Indeed, when a film is made, it is not the director’s creation. It is the creation of set designers, of composers, of sound editors, of a veritable army of make-up artists, gaffers, forgotten script editors, producers with last minute ideas to fix the story. Cinematic art may be hierarchical, yet it is a collectivist project. Indeed, what makes Star Wars work as a piece of art is everything but George Lucas. He is tone deaf when it comes to dialogue and can’t write character except in echoing broad, sweeping archetypes, though it doesn’t matter.

But beyond that, cinematic art is often the product of sheer good luck. After the success of Snow White in 1937, the Disney Studio launched three projects simultaneously: Pinocchio, Fantasia and Bambi. When the latter’s production was undermined by an animators’ strike in 1941, the studio rushed through a cheap feature to keep finances afloat, a cartoon barely an hour long: Dumbo.
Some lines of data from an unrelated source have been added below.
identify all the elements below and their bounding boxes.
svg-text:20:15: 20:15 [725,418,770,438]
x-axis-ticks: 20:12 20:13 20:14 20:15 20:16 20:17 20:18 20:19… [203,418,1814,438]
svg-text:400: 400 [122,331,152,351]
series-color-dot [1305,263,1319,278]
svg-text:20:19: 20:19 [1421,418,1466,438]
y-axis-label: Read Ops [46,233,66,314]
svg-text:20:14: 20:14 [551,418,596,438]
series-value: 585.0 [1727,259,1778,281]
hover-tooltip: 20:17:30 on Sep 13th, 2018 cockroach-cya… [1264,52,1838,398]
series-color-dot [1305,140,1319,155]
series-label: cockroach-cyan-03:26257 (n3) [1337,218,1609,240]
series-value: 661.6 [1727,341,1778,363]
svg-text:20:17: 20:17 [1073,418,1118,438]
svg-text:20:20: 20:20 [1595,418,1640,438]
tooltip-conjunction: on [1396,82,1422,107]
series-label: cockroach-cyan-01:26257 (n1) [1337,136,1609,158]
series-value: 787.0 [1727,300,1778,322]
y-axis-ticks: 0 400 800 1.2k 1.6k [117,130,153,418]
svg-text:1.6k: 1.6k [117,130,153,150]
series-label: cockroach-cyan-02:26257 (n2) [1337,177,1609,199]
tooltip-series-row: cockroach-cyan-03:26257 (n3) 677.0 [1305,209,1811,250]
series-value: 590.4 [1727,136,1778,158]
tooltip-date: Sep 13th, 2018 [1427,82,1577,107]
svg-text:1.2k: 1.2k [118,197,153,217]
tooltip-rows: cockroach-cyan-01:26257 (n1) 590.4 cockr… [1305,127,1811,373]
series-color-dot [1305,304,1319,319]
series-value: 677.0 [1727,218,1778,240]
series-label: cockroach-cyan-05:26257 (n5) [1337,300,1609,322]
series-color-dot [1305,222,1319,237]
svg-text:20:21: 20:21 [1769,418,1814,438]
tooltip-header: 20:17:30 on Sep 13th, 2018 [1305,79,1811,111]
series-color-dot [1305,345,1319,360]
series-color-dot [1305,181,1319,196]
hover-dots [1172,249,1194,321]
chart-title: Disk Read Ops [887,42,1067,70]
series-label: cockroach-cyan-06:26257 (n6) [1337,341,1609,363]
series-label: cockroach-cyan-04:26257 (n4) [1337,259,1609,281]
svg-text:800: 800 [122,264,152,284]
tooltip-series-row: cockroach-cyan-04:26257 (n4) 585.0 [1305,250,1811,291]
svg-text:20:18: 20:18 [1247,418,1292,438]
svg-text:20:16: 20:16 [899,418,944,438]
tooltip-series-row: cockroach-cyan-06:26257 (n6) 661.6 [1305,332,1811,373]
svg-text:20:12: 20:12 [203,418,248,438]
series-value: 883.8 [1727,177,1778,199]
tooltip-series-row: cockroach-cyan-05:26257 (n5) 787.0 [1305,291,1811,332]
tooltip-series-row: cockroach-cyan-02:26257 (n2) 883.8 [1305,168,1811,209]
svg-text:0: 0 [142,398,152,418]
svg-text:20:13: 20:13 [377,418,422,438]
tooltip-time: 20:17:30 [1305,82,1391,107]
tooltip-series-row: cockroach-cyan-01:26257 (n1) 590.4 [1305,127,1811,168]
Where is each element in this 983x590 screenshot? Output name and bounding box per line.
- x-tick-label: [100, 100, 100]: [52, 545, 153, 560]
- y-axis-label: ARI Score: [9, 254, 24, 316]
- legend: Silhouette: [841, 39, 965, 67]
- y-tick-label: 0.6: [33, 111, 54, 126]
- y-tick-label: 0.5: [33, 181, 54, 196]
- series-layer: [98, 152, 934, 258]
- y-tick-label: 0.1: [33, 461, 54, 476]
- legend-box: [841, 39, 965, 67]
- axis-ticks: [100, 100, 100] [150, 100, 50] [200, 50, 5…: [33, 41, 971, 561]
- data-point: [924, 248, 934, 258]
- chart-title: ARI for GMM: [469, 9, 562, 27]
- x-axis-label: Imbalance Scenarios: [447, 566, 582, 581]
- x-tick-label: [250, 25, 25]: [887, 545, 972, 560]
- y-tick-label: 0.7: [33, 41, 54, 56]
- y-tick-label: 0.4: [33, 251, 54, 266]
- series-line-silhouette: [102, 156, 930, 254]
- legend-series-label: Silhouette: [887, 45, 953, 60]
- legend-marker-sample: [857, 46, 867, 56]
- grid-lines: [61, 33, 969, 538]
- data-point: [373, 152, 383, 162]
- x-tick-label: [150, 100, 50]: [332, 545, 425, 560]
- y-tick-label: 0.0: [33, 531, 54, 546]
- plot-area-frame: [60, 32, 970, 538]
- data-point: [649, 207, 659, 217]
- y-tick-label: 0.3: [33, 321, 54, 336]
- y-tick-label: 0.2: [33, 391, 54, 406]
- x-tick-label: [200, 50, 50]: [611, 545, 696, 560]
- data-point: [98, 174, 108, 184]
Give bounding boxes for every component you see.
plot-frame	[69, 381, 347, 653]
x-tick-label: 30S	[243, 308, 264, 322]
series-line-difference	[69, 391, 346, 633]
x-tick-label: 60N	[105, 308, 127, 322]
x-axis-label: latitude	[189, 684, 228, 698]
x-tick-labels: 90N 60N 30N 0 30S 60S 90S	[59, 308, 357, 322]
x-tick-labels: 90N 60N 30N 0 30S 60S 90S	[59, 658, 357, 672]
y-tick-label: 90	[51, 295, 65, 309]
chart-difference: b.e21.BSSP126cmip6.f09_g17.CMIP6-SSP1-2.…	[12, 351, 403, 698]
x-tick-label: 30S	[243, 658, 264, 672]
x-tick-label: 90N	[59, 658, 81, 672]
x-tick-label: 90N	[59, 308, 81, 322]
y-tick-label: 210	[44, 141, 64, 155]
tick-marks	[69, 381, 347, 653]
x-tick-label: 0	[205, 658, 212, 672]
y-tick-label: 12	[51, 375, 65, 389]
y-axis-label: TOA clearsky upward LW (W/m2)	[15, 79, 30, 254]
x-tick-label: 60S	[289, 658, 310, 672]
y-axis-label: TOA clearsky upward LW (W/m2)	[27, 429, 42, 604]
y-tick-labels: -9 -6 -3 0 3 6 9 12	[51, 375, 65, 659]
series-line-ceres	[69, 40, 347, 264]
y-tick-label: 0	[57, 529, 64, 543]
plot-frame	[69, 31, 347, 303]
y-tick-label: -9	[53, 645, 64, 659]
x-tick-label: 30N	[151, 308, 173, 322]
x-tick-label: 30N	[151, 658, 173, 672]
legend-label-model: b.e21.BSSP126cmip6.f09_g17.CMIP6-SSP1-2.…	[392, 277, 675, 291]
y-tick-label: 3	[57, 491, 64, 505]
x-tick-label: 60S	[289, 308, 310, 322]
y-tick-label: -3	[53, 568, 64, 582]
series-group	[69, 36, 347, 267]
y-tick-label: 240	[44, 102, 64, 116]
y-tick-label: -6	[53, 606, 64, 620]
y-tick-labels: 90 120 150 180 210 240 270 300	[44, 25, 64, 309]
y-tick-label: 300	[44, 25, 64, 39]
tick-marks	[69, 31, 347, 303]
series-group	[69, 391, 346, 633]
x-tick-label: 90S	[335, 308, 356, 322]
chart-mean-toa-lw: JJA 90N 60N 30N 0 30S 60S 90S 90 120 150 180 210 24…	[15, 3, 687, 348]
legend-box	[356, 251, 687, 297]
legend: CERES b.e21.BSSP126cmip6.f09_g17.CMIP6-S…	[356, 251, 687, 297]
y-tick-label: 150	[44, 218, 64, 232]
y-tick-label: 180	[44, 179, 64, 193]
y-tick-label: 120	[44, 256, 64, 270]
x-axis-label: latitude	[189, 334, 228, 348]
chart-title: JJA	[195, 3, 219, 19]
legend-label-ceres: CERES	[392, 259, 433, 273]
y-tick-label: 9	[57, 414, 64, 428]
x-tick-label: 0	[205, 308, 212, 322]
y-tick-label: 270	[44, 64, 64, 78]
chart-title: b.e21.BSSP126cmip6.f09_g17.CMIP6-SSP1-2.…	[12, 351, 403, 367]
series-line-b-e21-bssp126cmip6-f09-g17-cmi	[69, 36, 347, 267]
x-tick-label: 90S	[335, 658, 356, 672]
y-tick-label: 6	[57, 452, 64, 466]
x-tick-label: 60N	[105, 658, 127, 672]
Not only was this quick option considerably more successful than Bambi at the box office, its character animation and unusual willingness to embrace the Dali-esque surreal cemented it as an unexpectedly great work, even if it was designed purely for profit. Snow White itself, of course, was not expected to be a hit, but without it modern cinema would not exist. An even more salient example from around the same time is Casablanca: the Epstein brothers wrote a part of the script, Howard Koch did 30 pages focusing on politics, and yet another writer, encouraged by the director, tweaked it to focus on romance. The result of this desperate, disparate, rushed mishmash of ideas was one of the most beloved films of all time.

Film is uniquely well-suited to this understanding of art as accidental, as collaborative, as an improvisation rather than a clear vision. It is the business of ad hoc storytelling; it is the last minute essay crisis (or, metatextually, the last minute, ah, article crisis) as an art form. Although it is customary to try to pin a work of art to one great mind, the case is often a mix of great minds who don’t quite know what they’re doing, but are trying – and sometimes, when the context is right, perform magic. One last example, perhaps: Frozen was intended as a Tangled-style version of The Snow Queen. It’s easy to look at it in hindsight and view it as a feminist, Wicked-style reinvention of a fairy tale, complete with Idina Menzel; in actuality, Elsa was always intended to be the antagonist, but in a rather piecemeal fashion, the writers tried to flesh out her character more and more. That the film is now remembered for a feminist antiheroine, and indeed a rallying cry of championing queerness, was not intended at all. It was the result of redrafting the original notion and the influence of others – and is all the better for it.